Affiche Collectif Mosireen |
En
Égypte, deux collectifs, menés par des jeunes activistes,
s'occupent activement de combattre et dénoncer la désinformation et
la répression menée par le Conseil suprême des forces armées
(CSFA) : Mosireen
(déterminés, en arabe), et 3Askar Kazeboon (militaires
menteurs). Au-delà, leurs initiatives sont une propagande bien
déterminée à protester contre la manière dont le Conseil suprême
des forces armées dirige la transition en Égypte. Au coeur de
toutes les manifestations, ils proposent une arme aussi efficace
qu'une fronde ou qu'un cocktail molotov : leurs caméras qui filment
sans relâche - au mépris du danger - la répression militaire et
policière, pour ensuite l'exposer, la diffuser et la dénoncer
publiquement... sur les vastes écrans des façades d'immeuble des villes d'Égypte.
Mosireen
formé quelque temps après la
Révolution du 25 janvier 2011 est le premier collectif à avoir
développé en Égypte, avec rigueur, cette pratique en filmant les
scènes de manifestations, en recueillant des témoignages de
manifestants, puis en les diffusant sur leur compte Youtube, actif
en août 2011 ; des témoignages et des archives - les archives de la
Révolution selon le collectif - constituées de 62 vidéos,
visionnées 2 500 000 fois. Salma Saïd, membre du collectif explique
:
«
Notre spécificité vient du fait que nous sommes des activistes,
nous sommes au cœur des événements, nous filmons ce qui se passe
de l’intérieur. [...]
Nous voulions
proposer un endroit qui serve les journalistes citoyens, un endroit
où ils puissent travailler, faire leur montage. [...]
Nous sommes en
train de réunir le plus de données possible, et l’on essaye de
voir avec d’autres groupes révolutionnaires comment on peut
unifier le projet.
»
Plus
encore, ces archives
de la Révolution
sont projetées lors des grandes manifestations, sur les façades et
les socles de statue de la place al-Tahrir. Un excellent procédé
pour tenter d'échapper à Internet, au cercle très fermé des
net-activistes et aller au-devant des populations plus âgées ou n'y
ayant tout simplement pas accès.

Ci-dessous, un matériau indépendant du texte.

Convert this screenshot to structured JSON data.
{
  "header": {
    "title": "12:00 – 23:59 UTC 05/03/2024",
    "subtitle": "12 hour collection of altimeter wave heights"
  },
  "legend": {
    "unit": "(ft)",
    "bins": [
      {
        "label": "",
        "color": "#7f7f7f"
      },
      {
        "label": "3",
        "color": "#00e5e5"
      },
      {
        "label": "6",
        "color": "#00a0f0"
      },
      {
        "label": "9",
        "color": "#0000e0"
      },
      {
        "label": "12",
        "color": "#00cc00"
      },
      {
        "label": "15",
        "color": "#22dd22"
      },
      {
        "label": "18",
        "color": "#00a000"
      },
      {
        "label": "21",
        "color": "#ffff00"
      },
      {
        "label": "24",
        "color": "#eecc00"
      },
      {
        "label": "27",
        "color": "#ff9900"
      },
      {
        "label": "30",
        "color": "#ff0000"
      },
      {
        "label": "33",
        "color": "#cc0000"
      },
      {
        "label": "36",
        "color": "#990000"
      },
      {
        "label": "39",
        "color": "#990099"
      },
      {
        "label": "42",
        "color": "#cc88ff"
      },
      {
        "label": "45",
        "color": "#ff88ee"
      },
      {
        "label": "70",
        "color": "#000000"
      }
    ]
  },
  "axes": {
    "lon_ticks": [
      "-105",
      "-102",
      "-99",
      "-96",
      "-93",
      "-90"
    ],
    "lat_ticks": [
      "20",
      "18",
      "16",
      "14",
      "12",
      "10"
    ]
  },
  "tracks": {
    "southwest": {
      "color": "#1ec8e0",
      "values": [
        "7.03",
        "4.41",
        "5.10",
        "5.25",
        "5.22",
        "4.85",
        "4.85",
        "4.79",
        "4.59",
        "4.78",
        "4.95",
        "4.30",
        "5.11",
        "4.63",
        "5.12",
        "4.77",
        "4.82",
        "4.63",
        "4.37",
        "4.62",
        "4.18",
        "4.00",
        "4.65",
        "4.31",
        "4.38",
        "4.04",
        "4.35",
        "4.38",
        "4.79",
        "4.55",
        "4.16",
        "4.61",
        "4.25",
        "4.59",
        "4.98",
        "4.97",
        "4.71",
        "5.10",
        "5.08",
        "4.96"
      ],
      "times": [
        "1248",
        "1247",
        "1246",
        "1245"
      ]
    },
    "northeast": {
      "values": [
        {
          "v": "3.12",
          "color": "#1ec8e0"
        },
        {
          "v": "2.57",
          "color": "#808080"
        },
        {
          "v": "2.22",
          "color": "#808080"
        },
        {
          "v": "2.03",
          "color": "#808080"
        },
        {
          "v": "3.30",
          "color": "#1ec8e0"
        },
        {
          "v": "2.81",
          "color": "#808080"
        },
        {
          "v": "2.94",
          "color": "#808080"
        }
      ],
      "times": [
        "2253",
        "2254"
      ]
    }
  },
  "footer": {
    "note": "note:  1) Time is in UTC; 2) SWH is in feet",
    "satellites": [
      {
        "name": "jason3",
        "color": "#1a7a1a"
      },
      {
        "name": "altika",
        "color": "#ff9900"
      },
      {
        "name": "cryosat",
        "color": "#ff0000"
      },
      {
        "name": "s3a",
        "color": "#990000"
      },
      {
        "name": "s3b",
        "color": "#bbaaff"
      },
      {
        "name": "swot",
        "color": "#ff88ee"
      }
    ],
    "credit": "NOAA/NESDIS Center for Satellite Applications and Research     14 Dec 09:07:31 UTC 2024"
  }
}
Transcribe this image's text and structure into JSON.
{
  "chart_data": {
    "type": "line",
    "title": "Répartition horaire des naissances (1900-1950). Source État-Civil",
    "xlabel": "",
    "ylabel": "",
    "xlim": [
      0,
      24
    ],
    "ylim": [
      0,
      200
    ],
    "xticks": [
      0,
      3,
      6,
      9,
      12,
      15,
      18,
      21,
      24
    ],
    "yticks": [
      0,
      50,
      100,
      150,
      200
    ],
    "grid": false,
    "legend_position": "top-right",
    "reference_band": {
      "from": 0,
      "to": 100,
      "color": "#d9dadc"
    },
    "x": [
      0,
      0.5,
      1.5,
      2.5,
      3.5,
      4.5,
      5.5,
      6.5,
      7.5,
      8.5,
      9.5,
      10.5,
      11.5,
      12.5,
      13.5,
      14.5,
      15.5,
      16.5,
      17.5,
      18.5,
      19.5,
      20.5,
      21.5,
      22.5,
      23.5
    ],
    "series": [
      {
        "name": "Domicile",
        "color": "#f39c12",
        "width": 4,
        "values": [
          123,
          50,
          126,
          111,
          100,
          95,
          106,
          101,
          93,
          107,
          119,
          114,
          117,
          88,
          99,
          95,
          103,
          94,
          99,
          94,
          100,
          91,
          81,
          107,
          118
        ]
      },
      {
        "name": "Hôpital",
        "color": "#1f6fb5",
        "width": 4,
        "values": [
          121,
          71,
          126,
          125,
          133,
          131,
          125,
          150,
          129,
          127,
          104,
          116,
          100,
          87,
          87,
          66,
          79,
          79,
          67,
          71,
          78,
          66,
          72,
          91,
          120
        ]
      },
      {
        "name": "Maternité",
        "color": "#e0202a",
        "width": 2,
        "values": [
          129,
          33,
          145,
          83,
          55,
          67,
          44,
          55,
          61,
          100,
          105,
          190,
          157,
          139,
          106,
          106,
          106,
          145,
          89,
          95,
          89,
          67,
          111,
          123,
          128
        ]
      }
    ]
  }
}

Omar Robert Hamilton, membre de
l’association, raconte comment les premières projections ont été
accueillies par un vieil homme, venu spécialement de Tanta, un petit
village au nord du Caire, pour passer la journée sur la célèbre
place : « Il m’a
serré la main fermement pour me remercier de tout le travail que
nous avons effectué
(…). Pendant des
mois, il a eu le sentiment que la télévision officielle lui
mentait, et maintenant, en regardant les images du 28 janvier sur
notre écran de fortune en bois et en plastique, il en est persuadé.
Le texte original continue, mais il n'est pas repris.